Hello everyone! I have a Google Sheets document filled with real estate listing URLs that I collected while house hunting. I want to create a map visualization from this data, but I need to extract the actual street addresses from these URLs first.

The property URLs contain the address information within the link structure itself. I need help creating a formula that can automatically pull out the address portion and display it in an adjacent column.

I’ve tried looking for solutions online but haven’t found anything that works for my specific case. Since I’m pretty new to Google Sheets formulas, I would really appreciate any guidance or examples you could share. Thanks so much!

Had the same issue scraping property data last year. Your approach depends on how the URLs are structured - Zillow, Realtor.com, and local MLS sites all do it differently. Most real estate URLs follow predictable patterns though. Zillow uses /homedetails/123-Main-St-City-State-12345/ while others use query parameters. You’ll need REGEXEXTRACT and SUBSTITUTE functions combined. First, examine your URL patterns closely. Look for delimiters like hyphens, underscores, or slashes that separate address parts. Then build a REGEXEXTRACT formula targeting that specific pattern. If you’re pulling from multiple sites, you’ll need different formulas for each. Pro tip: some URLs have property IDs or extra parameters that’ll break your extraction. Test your formula on a small sample before running it on your whole dataset - learned that one the hard way.

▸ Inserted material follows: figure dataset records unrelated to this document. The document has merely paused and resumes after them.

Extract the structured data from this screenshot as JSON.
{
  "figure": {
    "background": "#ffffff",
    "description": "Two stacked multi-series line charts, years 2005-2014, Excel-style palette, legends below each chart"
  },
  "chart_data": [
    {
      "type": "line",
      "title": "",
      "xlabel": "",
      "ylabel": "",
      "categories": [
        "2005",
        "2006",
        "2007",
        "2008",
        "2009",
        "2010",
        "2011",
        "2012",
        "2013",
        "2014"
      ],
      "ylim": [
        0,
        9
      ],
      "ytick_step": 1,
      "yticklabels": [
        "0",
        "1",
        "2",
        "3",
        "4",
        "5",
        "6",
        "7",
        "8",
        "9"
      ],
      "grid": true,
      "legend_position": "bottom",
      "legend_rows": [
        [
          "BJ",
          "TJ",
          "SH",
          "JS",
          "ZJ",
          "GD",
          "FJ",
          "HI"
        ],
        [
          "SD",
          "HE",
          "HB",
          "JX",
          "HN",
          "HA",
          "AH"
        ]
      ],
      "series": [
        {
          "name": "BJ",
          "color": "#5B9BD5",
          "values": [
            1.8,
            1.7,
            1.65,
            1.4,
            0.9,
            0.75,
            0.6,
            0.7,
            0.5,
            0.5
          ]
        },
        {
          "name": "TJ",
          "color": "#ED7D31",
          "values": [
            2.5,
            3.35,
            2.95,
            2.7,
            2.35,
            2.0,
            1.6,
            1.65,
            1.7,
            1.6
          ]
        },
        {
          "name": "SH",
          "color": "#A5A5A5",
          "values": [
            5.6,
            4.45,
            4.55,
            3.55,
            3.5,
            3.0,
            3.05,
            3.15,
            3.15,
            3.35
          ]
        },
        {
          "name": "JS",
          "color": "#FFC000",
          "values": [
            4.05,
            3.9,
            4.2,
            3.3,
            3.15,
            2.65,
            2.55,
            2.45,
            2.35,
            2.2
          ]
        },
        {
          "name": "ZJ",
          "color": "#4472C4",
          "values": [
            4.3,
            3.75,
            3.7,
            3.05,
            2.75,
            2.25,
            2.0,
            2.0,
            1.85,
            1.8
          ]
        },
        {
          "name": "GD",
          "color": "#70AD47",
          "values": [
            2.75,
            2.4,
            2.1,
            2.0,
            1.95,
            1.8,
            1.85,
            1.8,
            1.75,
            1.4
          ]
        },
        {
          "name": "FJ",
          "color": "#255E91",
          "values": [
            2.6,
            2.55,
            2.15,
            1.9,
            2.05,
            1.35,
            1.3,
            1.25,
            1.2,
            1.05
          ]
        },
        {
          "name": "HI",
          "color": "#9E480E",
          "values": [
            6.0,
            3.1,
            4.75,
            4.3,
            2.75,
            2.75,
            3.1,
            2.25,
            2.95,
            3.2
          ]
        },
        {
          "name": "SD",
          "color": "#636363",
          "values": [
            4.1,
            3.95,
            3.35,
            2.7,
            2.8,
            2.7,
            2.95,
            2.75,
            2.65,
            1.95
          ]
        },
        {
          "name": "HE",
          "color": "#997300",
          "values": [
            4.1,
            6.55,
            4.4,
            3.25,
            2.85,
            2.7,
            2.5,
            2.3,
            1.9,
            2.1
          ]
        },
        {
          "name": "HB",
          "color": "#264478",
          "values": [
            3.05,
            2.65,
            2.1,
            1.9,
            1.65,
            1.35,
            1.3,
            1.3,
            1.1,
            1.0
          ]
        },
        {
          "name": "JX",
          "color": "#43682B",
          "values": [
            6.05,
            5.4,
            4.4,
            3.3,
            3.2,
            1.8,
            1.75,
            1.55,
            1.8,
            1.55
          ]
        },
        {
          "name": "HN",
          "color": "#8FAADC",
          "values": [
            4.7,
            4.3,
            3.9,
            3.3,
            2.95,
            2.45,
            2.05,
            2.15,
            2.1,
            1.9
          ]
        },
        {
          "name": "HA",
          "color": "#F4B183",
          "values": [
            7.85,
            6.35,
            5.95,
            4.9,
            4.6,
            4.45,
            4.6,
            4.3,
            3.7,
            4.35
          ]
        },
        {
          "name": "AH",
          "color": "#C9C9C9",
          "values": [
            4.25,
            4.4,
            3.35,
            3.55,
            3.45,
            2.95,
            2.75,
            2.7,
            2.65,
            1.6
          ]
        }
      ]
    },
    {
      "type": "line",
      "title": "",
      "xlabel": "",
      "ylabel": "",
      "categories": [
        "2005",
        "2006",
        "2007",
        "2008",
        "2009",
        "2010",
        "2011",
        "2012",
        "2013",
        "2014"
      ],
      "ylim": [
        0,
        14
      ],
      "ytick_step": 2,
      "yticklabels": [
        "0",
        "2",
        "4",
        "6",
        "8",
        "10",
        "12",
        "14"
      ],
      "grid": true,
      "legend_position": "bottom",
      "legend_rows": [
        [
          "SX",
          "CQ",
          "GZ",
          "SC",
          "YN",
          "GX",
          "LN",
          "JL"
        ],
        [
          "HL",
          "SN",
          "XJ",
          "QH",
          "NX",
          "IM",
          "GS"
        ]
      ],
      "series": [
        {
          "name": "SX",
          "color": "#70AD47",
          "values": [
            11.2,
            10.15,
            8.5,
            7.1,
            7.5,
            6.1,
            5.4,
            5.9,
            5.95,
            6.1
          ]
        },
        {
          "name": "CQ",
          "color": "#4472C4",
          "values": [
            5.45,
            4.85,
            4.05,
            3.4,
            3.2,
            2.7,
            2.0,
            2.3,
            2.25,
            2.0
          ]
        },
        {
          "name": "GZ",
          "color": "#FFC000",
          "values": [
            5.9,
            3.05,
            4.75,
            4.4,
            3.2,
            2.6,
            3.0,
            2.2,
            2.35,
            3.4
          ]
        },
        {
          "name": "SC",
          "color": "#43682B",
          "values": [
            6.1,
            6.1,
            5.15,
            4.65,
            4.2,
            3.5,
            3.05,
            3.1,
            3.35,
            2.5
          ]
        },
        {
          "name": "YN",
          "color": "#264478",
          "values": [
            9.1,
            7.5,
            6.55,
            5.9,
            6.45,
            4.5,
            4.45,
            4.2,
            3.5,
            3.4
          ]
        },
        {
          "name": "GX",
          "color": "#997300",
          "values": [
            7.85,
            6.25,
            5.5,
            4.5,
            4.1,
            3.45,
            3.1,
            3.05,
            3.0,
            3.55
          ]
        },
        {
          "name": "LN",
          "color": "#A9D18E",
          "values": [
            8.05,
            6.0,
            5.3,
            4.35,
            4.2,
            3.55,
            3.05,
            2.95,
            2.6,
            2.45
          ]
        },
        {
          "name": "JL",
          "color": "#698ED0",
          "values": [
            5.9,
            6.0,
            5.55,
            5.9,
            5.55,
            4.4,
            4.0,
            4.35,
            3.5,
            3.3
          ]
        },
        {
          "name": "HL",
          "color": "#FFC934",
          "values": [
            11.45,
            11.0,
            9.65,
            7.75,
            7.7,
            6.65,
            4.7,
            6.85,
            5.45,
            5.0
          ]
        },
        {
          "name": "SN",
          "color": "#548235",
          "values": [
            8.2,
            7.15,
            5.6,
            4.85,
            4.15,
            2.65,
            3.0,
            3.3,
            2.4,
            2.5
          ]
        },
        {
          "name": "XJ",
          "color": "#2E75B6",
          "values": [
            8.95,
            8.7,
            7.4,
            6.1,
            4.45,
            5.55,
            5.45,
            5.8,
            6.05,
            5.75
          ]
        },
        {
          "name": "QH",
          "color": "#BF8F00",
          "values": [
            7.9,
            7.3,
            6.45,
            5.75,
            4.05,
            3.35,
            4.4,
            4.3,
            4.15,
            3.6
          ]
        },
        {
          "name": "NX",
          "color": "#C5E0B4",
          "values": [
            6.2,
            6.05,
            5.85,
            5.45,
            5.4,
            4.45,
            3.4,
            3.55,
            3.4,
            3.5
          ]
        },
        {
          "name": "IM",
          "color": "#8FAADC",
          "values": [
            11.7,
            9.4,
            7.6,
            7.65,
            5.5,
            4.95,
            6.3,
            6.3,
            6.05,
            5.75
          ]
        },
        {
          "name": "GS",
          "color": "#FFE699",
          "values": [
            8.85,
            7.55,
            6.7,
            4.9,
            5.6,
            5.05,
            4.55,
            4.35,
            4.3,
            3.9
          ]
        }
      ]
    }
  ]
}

Many real estate URLs encode addresses weirdly - spaces become plus signs or %20. Hit this issue building a property database. You’ll probably need URLDECODE before parsing if you’re seeing strange characters. Apartment numbers and unit designations will mess up your extraction too. I always create a test column first, manually clean a few examples to spot the pattern, then work backwards to build the formula. Sometimes MID and FIND functions work better than complex regex - just grab text between specific markers.

This gets tricky depending on your URL format. Try the SPLIT function first - it’s way easier than regex for beginners. Something like =SPLIT(A1,"/") should work if your addresses sit between slashes. Then just use SUBSTITUTE to swap out dashes for spaces. Way simpler than diving into regex.